Yes. Pack it airtight with a little headroom, cover the surface with olive oil, and freeze for up to 4 months. Thaw it overnight in the fridge, then stir hard, because it may separate a little, and blend in a splash of water or lemon to bring it back to creamy. I freeze half of most double batches and cannot tell the difference once it is stirred.
Why is my hummus grainy instead of smooth?
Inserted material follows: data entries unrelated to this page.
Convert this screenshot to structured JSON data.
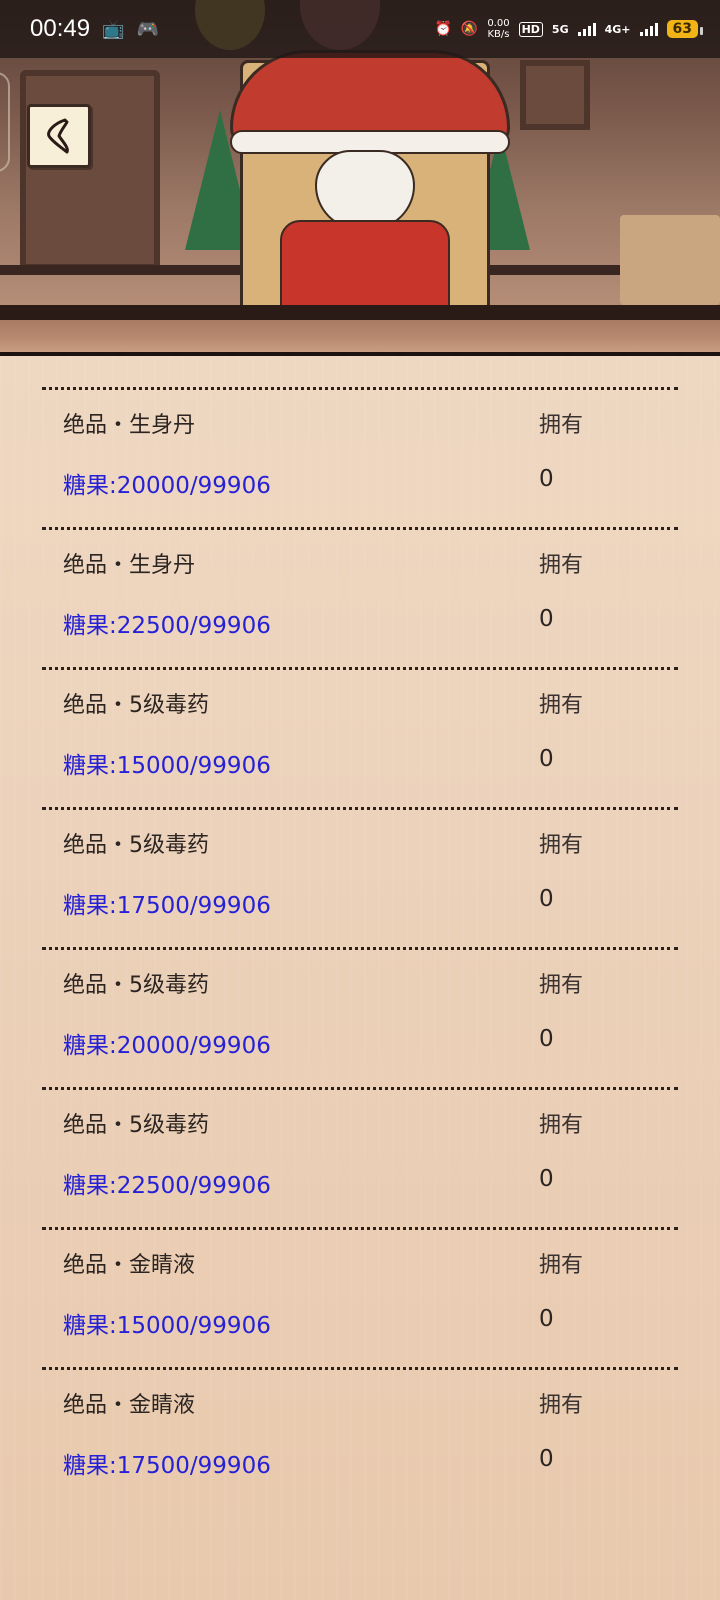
{
  "status_bar": {
    "time": "00:49",
    "net_speed": "0.00",
    "net_unit": "KB/s",
    "hd_label": "HD",
    "sim1_label": "5G",
    "sim2_label": "4G+",
    "battery": "63"
  },
  "header": {
    "back_icon": "chevron-left-icon"
  },
  "items": [
    {
      "name": "绝品・生身丹",
      "price": "糖果:20000/99906",
      "own_label": "拥有",
      "own_value": "0"
    },
    {
      "name": "绝品・生身丹",
      "price": "糖果:22500/99906",
      "own_label": "拥有",
      "own_value": "0"
    },
    {
      "name": "绝品・5级毒药",
      "price": "糖果:15000/99906",
      "own_label": "拥有",
      "own_value": "0"
    },
    {
      "name": "绝品・5级毒药",
      "price": "糖果:17500/99906",
      "own_label": "拥有",
      "own_value": "0"
    },
    {
      "name": "绝品・5级毒药",
      "price": "糖果:20000/99906",
      "own_label": "拥有",
      "own_value": "0"
    },
    {
      "name": "绝品・5级毒药",
      "price": "糖果:22500/99906",
      "own_label": "拥有",
      "own_value": "0"
    },
    {
      "name": "绝品・金睛液",
      "price": "糖果:15000/99906",
      "own_label": "拥有",
      "own_value": "0"
    },
    {
      "name": "绝品・金睛液",
      "price": "糖果:17500/99906",
      "own_label": "拥有",
      "own_value": "0"
    }
  ],
  "colors": {
    "price_text": "#2621d6",
    "background": "#e9cdb3",
    "battery": "#f2b316"
  }
}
Almost always one of three things: the chickpeas were too firm, the skins were left on, or the mixture was under-blended. Simmer the beans about 20 minutes with 1/2 teaspoon of baking soda until they smash easily, rinse off as many skins as you can, and blend a full 4 to 5 minutes while streaming in 2 to 4 tablespoons of ice water. Fix those and grainy disappears.
Canned or dried chickpeas for hummus?
Both work. Canned is faster and more predictable, just simmer them 20 minutes with baking soda first so they are soft enough to blend smooth. Dried, soaked overnight for at least 8 hours and cooked until falling-apart tender, gives a slightly plusher, more flavorful result but takes more time and depends on how fresh the beans are. Start with canned, move to dried once the technique is second nature.
Is hummus safe to leave out at a party?
Keep an eye on the clock. The FDA advises not leaving perishable food at room temperature longer than 2 hours, or 1 hour if it is above 90 F outdoors. Hummus is moist and protein-containing, so I serve it in a small bowl and refill from the fridge rather than letting a big bowl sit out for hours. Chill leftovers promptly.